Putting it together: fast `get_mask`, honest `commit`

At runtime you do two very different kinds of work:

`commit(token)` (parser work)

Feed the chosen token’s bytes into the lexer.
Emit terminals when they’re recognized (possibly with the inhibited-terminals forking).
Update the GLR GSS via LR shift/reduce actions.
Prune error paths; merge equivalent states.

This is “real parsing.” It can be complicated and it inherits the usual GLR theoretical caveats.

`get_mask(state)` (automaton work)

Treat the current GSS stacks as input (parser state IDs).
Run the Parser DWA over those stacks:
- table lookup transitions
- bitset AND along stack depth
- bitset OR across ambiguity merges
- stop early / bounded lookback
Return a vocabulary mask bitset.

This is the crucial separation: mask generation never simulates reduction chains at runtime. That work has been compiled away into the automaton.

Why this feels close to optimal (without claiming a theorem)

I’m not going to claim a formal optimality theorem here; parsing theory is too spiky for that.

But the division of labor feels “asymptotically right”:

On the commit side, you’re doing incremental parsing. GLR+GSS is a well‑worn tool for ambiguity, and it’s hard to imagine doing substantially less work than “update parse state with actual observed input.”
On the mask side, the Parser DWA does the minimum kind of work you’d hope for:
- read a bounded slice of parser configuration
- do no backtracking
- do no per‑vocab iteration other than bitset ops
- do predictable inner loops

Also: you can’t avoid touching $|V|$ bits if the output is literally a $|V|$ -bit mask. The goal is to make that bit touching occur in a small, fixed number of AND/ORs, not inside a giant vocabulary loop with parsing simulation.

Fast run, slow compile

Everything above punts on the hardest engineering fact:

building these automata can blow up if you’re careless.

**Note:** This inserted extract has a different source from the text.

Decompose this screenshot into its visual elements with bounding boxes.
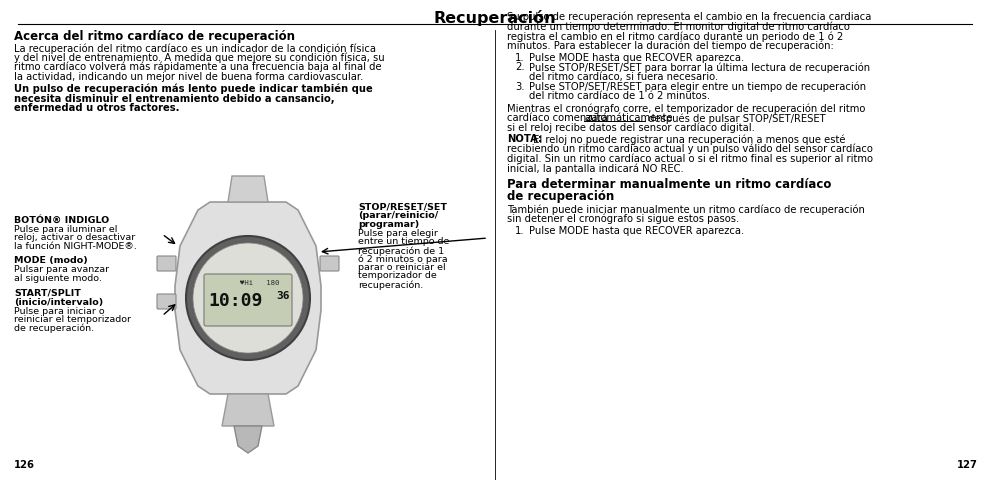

You’re doing determinization and minimization in a weighted / semiring-ish setting, and real grammars are large.

Most of my time went into making compilation time and memory sane:

controlling subset construction blowups
exploiting cancellation aggressively
keeping bitsets compact / deduplicated
normalizing grammars to bound reduction chains
making tokenizer/lexer simulation efficient across the vocab trie

That’s a whole separate writeup.

Summary

If you only remember one idea from this post, it’s this:

Don’t compute a mask by “trying tokens” (even via tries) and simulating parsing at runtime.
Do precompute a weighted automaton that maps “parser stack → allowed vocab tokens”.
At runtime, compute masks by reading a bounded stack suffix and doing bitset AND/OR.

The result is a get_mask whose runtime behavior is predictable enough to care about in p99.9 land, while commit remains a standard incremental GLR parser update.

If/when I write the follow-up, it’ll be about the compile-time tricks: building the Terminal DWA, building the per-terminal templates, composing/canceling deterministically, and keeping the result small.